Analysis of the subscores of the Acute Panic Inventory revealed a significant main effect of time (F=7.60, df=1, 9, p=0.02) and a significant interaction effect of time and treatment (F=14.19, df=1, 9, p=0.004) for the anxiety subscore and significant main effects of time (F=24.08, df=1, 9, p=0.001) and treatment (F=18.43, df=1, 9, p=0.002) and a significant interaction effect of time and treatment for the somatic subscore (F=11.41, df=1, 9, p=0.008) as well. Atrial natriuretic peptide administration reduced the CCK-4-induced increase in anxiety (F=6.55, df=1, 9, p=0.03) and also in somatic symptoms (F=27.03, df=1, 9, p=0.001).
Discussion
The major finding of this exploratory study in patients with panic disorder was that atrial natriuretic peptide had antipanic activity in five of seven patients with CCK-4 induced panic attacks.

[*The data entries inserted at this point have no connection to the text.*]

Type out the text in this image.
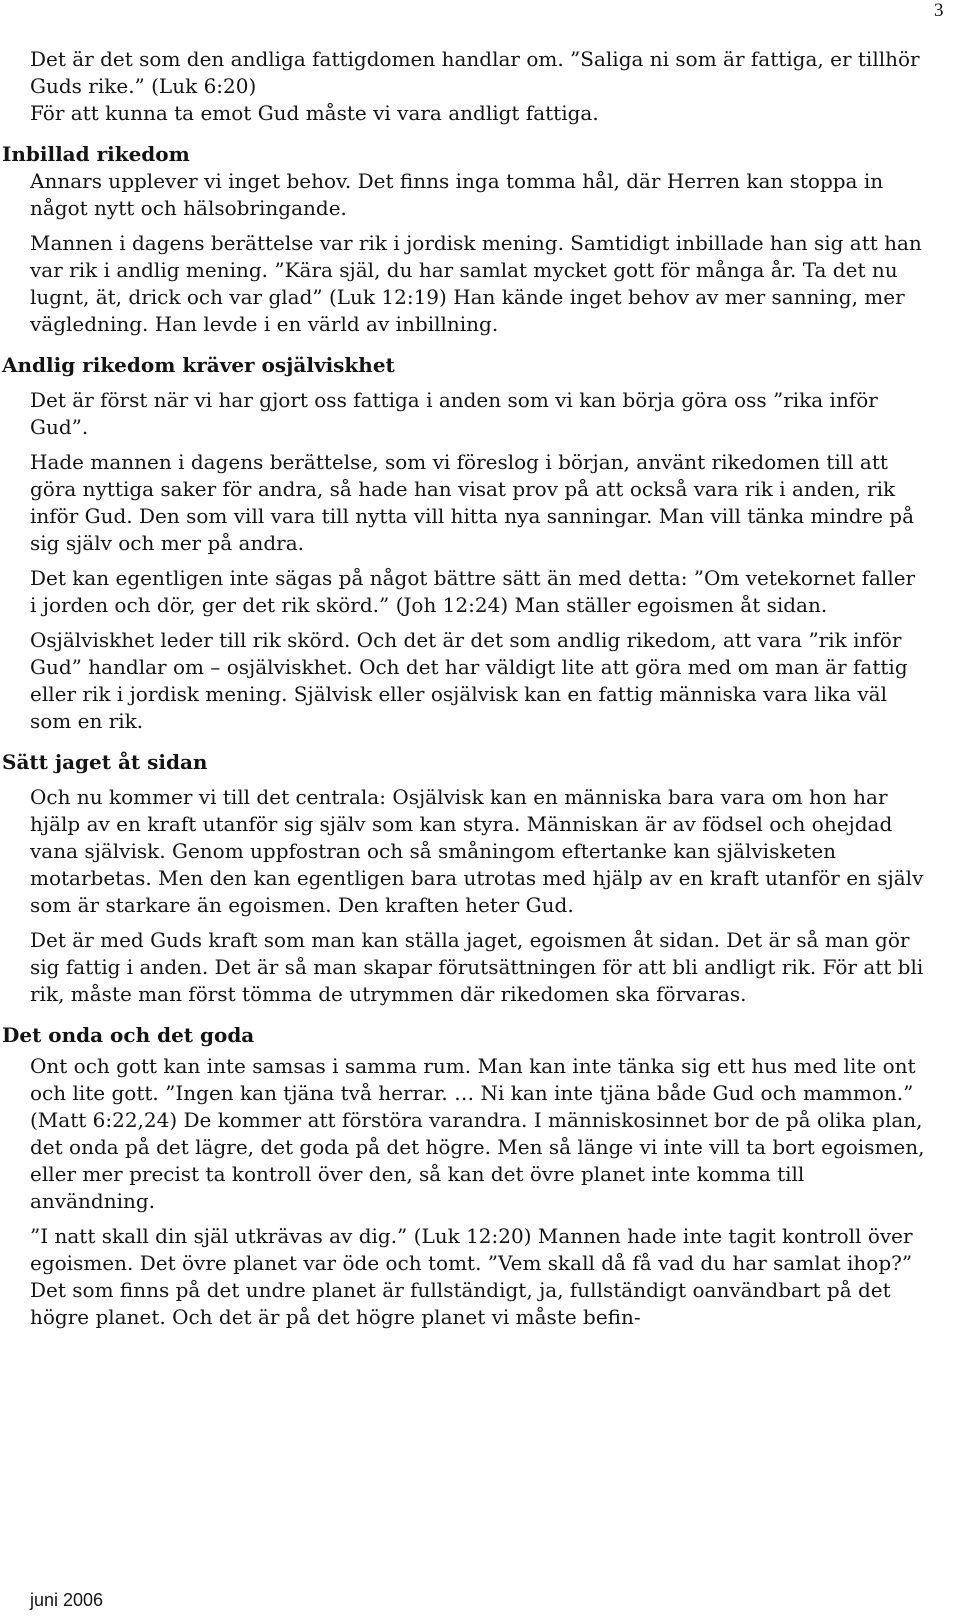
3

Det är det som den andliga fattigdomen handlar om. ”Saliga ni som är fattiga, er tillhör Guds rike.” (Luk 6:20)

För att kunna ta emot Gud måste vi vara andligt fattiga.

Inbillad rikedom

Annars upplever vi inget behov. Det finns inga tomma hål, där Herren kan stoppa in något nytt och hälsobringande.

Mannen i dagens berättelse var rik i jordisk mening. Samtidigt inbillade han sig att han var rik i andlig mening. ”Kära själ, du har samlat mycket gott för många år. Ta det nu lugnt, ät, drick och var glad” (Luk 12:19) Han kände inget behov av mer sanning, mer vägledning. Han levde i en värld av inbillning.

Andlig rikedom kräver osjälviskhet

Det är först när vi har gjort oss fattiga i anden som vi kan börja göra oss ”rika inför Gud”.

Hade mannen i dagens berättelse, som vi föreslog i början, använt rikedomen till att göra nyttiga saker för andra, så hade han visat prov på att också vara rik i anden, rik inför Gud. Den som vill vara till nytta vill hitta nya sanningar. Man vill tänka mindre på sig själv och mer på andra.

Det kan egentligen inte sägas på något bättre sätt än med detta: ”Om vetekornet faller i jorden och dör, ger det rik skörd.” (Joh 12:24) Man ställer egoismen åt sidan.

Osjälviskhet leder till rik skörd. Och det är det som andlig rikedom, att vara ”rik inför Gud” handlar om – osjälviskhet. Och det har väldigt lite att göra med om man är fattig eller rik i jordisk mening. Självisk eller osjälvisk kan en fattig människa vara lika väl som en rik.

Sätt jaget åt sidan

Och nu kommer vi till det centrala: Osjälvisk kan en människa bara vara om hon har hjälp av en kraft utanför sig själv som kan styra. Människan är av födsel och ohejdad vana självisk. Genom uppfostran och så småningom eftertanke kan självisketen motarbetas. Men den kan egentligen bara utrotas med hjälp av en kraft utanför en själv som är starkare än egoismen. Den kraften heter Gud.

Det är med Guds kraft som man kan ställa jaget, egoismen åt sidan. Det är så man gör sig fattig i anden. Det är så man skapar förutsättningen för att bli andligt rik. För att bli rik, måste man först tömma de utrymmen där rikedomen ska förvaras.

Det onda och det goda

Ont och gott kan inte samsas i samma rum. Man kan inte tänka sig ett hus med lite ont och lite gott. ”Ingen kan tjäna två herrar. … Ni kan inte tjäna både Gud och mammon.” (Matt 6:22,24) De kommer att förstöra varandra. I människosinnet bor de på olika plan, det onda på det lägre, det goda på det högre. Men så länge vi inte vill ta bort egoismen, eller mer precist ta kontroll över den, så kan det övre planet inte komma till användning.

”I natt skall din själ utkrävas av dig.” (Luk 12:20) Mannen hade inte tagit kontroll över egoismen. Det övre planet var öde och tomt. ”Vem skall då få vad du har samlat ihop?” Det som finns på det undre planet är fullständigt, ja, fullständigt oanvändbart på det högre planet. Och det är på det högre planet vi måste befin-

juni 2006
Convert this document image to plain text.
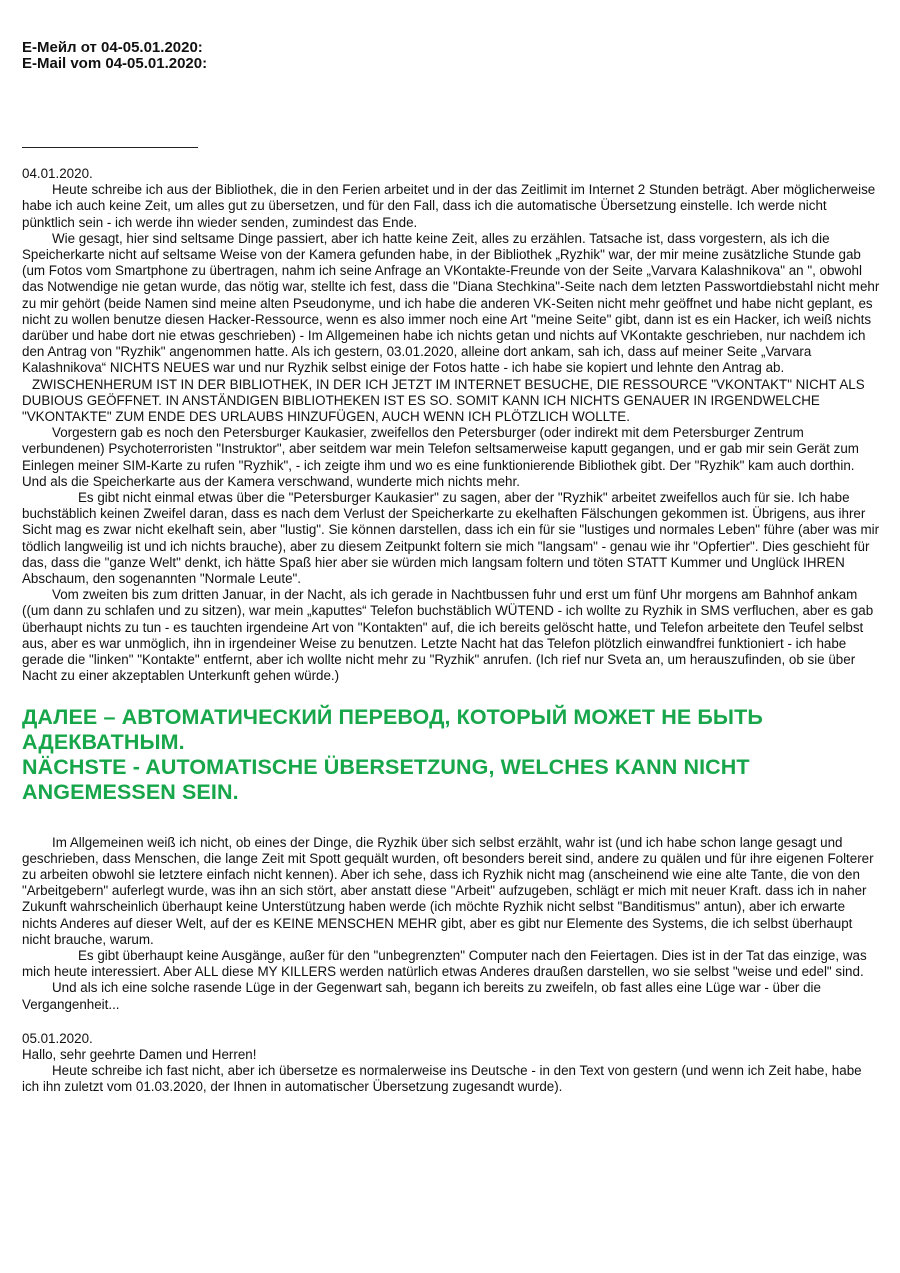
E-Мейл от 04-05.01.2020:
E-Mail vom 04-05.01.2020:

04.01.2020.

Heute schreibe ich aus der Bibliothek, die in den Ferien arbeitet und in der das Zeitlimit im Internet 2 Stunden beträgt. Aber möglicherweise habe ich auch keine Zeit, um alles gut zu übersetzen, und für den Fall, dass ich die automatische Übersetzung einstelle. Ich werde nicht pünktlich sein - ich werde ihn wieder senden, zumindest das Ende.

Wie gesagt, hier sind seltsame Dinge passiert, aber ich hatte keine Zeit, alles zu erzählen. Tatsache ist, dass vorgestern, als ich die Speicherkarte nicht auf seltsame Weise von der Kamera gefunden habe, in der Bibliothek „Ryzhik" war, der mir meine zusätzliche Stunde gab (um Fotos vom Smartphone zu übertragen, nahm ich seine Anfrage an VKontakte-Freunde von der Seite „Varvara Kalashnikova" an ", obwohl das Notwendige nie getan wurde, das nötig war, stellte ich fest, dass die "Diana Stechkina"-Seite nach dem letzten Passwortdiebstahl nicht mehr zu mir gehört (beide Namen sind meine alten Pseudonyme, und ich habe die anderen VK-Seiten nicht mehr geöffnet und habe nicht geplant, es nicht zu wollen benutze diesen Hacker-Ressource, wenn es also immer noch eine Art "meine Seite" gibt, dann ist es ein Hacker, ich weiß nichts darüber und habe dort nie etwas geschrieben) - Im Allgemeinen habe ich nichts getan und nichts auf VKontakte geschrieben, nur nachdem ich den Antrag von "Ryzhik" angenommen hatte. Als ich gestern, 03.01.2020, alleine dort ankam, sah ich, dass auf meiner Seite „Varvara Kalashnikova“ NICHTS NEUES war und nur Ryzhik selbst einige der Fotos hatte - ich habe sie kopiert und lehnte den Antrag ab.

ZWISCHENHERUM IST IN DER BIBLIOTHEK, IN DER ICH JETZT IM INTERNET BESUCHE, DIE RESSOURCE "VKONTAKT" NICHT ALS DUBIOUS GEÖFFNET. IN ANSTÄNDIGEN BIBLIOTHEKEN IST ES SO. SOMIT KANN ICH NICHTS GENAUER IN IRGENDWELCHE "VKONTAKTE" ZUM ENDE DES URLAUBS HINZUFÜGEN, AUCH WENN ICH PLÖTZLICH WOLLTE.

Vorgestern gab es noch den Petersburger Kaukasier, zweifellos den Petersburger (oder indirekt mit dem Petersburger Zentrum verbundenen) Psychoterroristen "Instruktor", aber seitdem war mein Telefon seltsamerweise kaputt gegangen, und er gab mir sein Gerät zum Einlegen meiner SIM-Karte zu rufen "Ryzhik", - ich zeigte ihm und wo es eine funktionierende Bibliothek gibt. Der "Ryzhik" kam auch dorthin. Und als die Speicherkarte aus der Kamera verschwand, wunderte mich nichts mehr.

Es gibt nicht einmal etwas über die "Petersburger Kaukasier" zu sagen, aber der "Ryzhik" arbeitet zweifellos auch für sie. Ich habe buchstäblich keinen Zweifel daran, dass es nach dem Verlust der Speicherkarte zu ekelhaften Fälschungen gekommen ist. Übrigens, aus ihrer Sicht mag es zwar nicht ekelhaft sein, aber "lustig". Sie können darstellen, dass ich ein für sie "lustiges und normales Leben" führe (aber was mir tödlich langweilig ist und ich nichts brauche), aber zu diesem Zeitpunkt foltern sie mich "langsam" - genau wie ihr "Opfertier". Dies geschieht für das, dass die "ganze Welt" denkt, ich hätte Spaß hier aber sie würden mich langsam foltern und töten STATT Kummer und Unglück IHREN Abschaum, den sogenannten "Normale Leute".

Vom zweiten bis zum dritten Januar, in der Nacht, als ich gerade in Nachtbussen fuhr und erst um fünf Uhr morgens am Bahnhof ankam ((um dann zu schlafen und zu sitzen), war mein „kaputtes“ Telefon buchstäblich WÜTEND - ich wollte zu Ryzhik in SMS verfluchen, aber es gab überhaupt nichts zu tun - es tauchten irgendeine Art von "Kontakten" auf, die ich bereits gelöscht hatte, und Telefon arbeitete den Teufel selbst aus, aber es war unmöglich, ihn in irgendeiner Weise zu benutzen. Letzte Nacht hat das Telefon plötzlich einwandfrei funktioniert - ich habe gerade die "linken" "Kontakte" entfernt, aber ich wollte nicht mehr zu "Ryzhik" anrufen. (Ich rief nur Sveta an, um herauszufinden, ob sie über Nacht zu einer akzeptablen Unterkunft gehen würde.)

ДАЛЕЕ – АВТОМАТИЧЕСКИЙ ПЕРЕВОД, КОТОРЫЙ МОЖЕТ НЕ БЫТЬ АДЕКВАТНЫМ.
NÄCHSTE - AUTOMATISCHE ÜBERSETZUNG, WELCHES KANN NICHT ANGEMESSEN SEIN.

Im Allgemeinen weiß ich nicht, ob eines der Dinge, die Ryzhik über sich selbst erzählt, wahr ist (und ich habe schon lange gesagt und geschrieben, dass Menschen, die lange Zeit mit Spott gequält wurden, oft besonders bereit sind, andere zu quälen und für ihre eigenen Folterer zu arbeiten obwohl sie letztere einfach nicht kennen). Aber ich sehe, dass ich Ryzhik nicht mag (anscheinend wie eine alte Tante, die von den "Arbeitgebern" auferlegt wurde, was ihn an sich stört, aber anstatt diese "Arbeit" aufzugeben, schlägt er mich mit neuer Kraft. dass ich in naher Zukunft wahrscheinlich überhaupt keine Unterstützung haben werde (ich möchte Ryzhik nicht selbst "Banditismus" antun), aber ich erwarte nichts Anderes auf dieser Welt, auf der es KEINE MENSCHEN MEHR gibt, aber es gibt nur Elemente des Systems, die ich selbst überhaupt nicht brauche, warum.

Es gibt überhaupt keine Ausgänge, außer für den "unbegrenzten" Computer nach den Feiertagen. Dies ist in der Tat das einzige, was mich heute interessiert. Aber ALL diese MY KILLERS werden natürlich etwas Anderes draußen darstellen, wo sie selbst "weise und edel" sind.

Und als ich eine solche rasende Lüge in der Gegenwart sah, begann ich bereits zu zweifeln, ob fast alles eine Lüge war - über die Vergangenheit...

05.01.2020.

Hallo, sehr geehrte Damen und Herren!

Heute schreibe ich fast nicht, aber ich übersetze es normalerweise ins Deutsche - in den Text von gestern (und wenn ich Zeit habe, habe ich ihn zuletzt vom 01.03.2020, der Ihnen in automatischer Übersetzung zugesandt wurde).
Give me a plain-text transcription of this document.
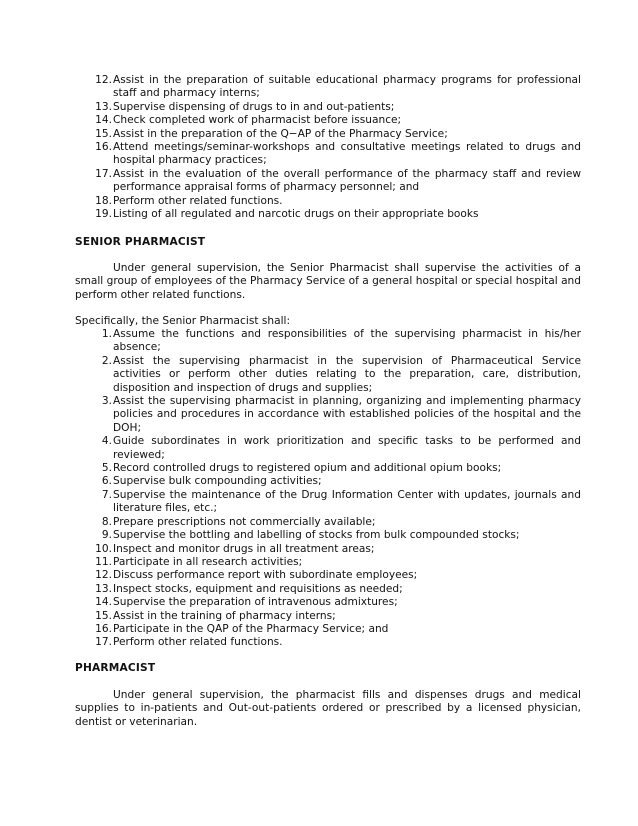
12. Assist in the preparation of suitable educational pharmacy programs for professional staff and pharmacy interns;
13. Supervise dispensing of drugs to in and out-patients;
14. Check completed work of pharmacist before issuance;
15. Assist in the preparation of the Q−AP of the Pharmacy Service;
16. Attend meetings/seminar-workshops and consultative meetings related to drugs and hospital pharmacy practices;
17. Assist in the evaluation of the overall performance of the pharmacy staff and review performance appraisal forms of pharmacy personnel; and
18. Perform other related functions.
19. Listing of all regulated and narcotic drugs on their appropriate books
SENIOR PHARMACIST

Under general supervision, the Senior Pharmacist shall supervise the activities of a small group of employees of the Pharmacy Service of a general hospital or special hospital and perform other related functions.

Specifically, the Senior Pharmacist shall:

1. Assume the functions and responsibilities of the supervising pharmacist in his/her absence;
2. Assist the supervising pharmacist in the supervision of Pharmaceutical Service activities or perform other duties relating to the preparation, care, distribution, disposition and inspection of drugs and supplies;
3. Assist the supervising pharmacist in planning, organizing and implementing pharmacy policies and procedures in accordance with established policies of the hospital and the DOH;
4. Guide subordinates in work prioritization and specific tasks to be performed and reviewed;
5. Record controlled drugs to registered opium and additional opium books;
6. Supervise bulk compounding activities;
7. Supervise the maintenance of the Drug Information Center with updates, journals and literature files, etc.;
8. Prepare prescriptions not commercially available;
9. Supervise the bottling and labelling of stocks from bulk compounded stocks;
10. Inspect and monitor drugs in all treatment areas;
11. Participate in all research activities;
12. Discuss performance report with subordinate employees;
13. Inspect stocks, equipment and requisitions as needed;
14. Supervise the preparation of intravenous admixtures;
15. Assist in the training of pharmacy interns;
16. Participate in the QAP of the Pharmacy Service; and
17. Perform other related functions.
PHARMACIST

Under general supervision, the pharmacist fills and dispenses drugs and medical supplies to in-patients and Out-out-patients ordered or prescribed by a licensed physician, dentist or veterinarian.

However, most possibly owing to the small group size, this effect failed to reach statistical significance. In addition, the CCK-4-induced increase in the Acute Panic Inventory scores was significantly reduced by the administration of atrial natriuretic peptide. Subscore analysis of the Acute Panic Inventory scores indicated that atrial natriuretic peptide decreases CCK-4-induced somatic as well as anxiety symptoms, providing further evidence for the anxiolytic activity of atrial natriuretic peptide in patients with panic disorder.
We know of no current evidence that peripheral atrial natriuretic peptide crosses the blood-brain barrier in physiologically significant amounts. A passive, nonsaturable transport of about 1%–2% of an administered dose, however, may be of significance if pharmacological amounts of the peptide are given
(10). Since it is known that peptides exert their effects in the nanomolar range, a low amount of atrial natriuretic peptide administered peripherally may be sufficient to exert effects by means of central receptors. In addition, atrial natriuretic peptide may affect central receptors in brain regions that are not fully protected by the blood-brain barrier. Furthermore, atrial natriuretic peptide may exert effects by means of peripheral receptors: besides a direct depressant action on sympathetic nerve function
(11), a suppression of adrenaline release and a stimulation of sympathoinhibitory afferent vagal activity from the cardiopulmonary baroreceptor system may be involved in the observed anxiolytic activity of peripherally administered atrial natriuretic peptide. However, at the moment, the site of action of atrial natriuretic peptide is unknown and central as well, as peripherally mediated effects may be involved in its anxiolytic activity.
In summary, our findings give clinical evidence for the anxiolytic activity of atrial natriuretic peptide in patients with panic disorder. Limited by our study’s small group size, our results call for further studies on the potential anxiolytic and antipanic activity of atrial natriuretic peptide. Together with preclinical data
(4), our results suggest that trials with nonpeptidergic atrial natriuretic peptide receptor ligands may ultimately lead to new anxiolytic drugs.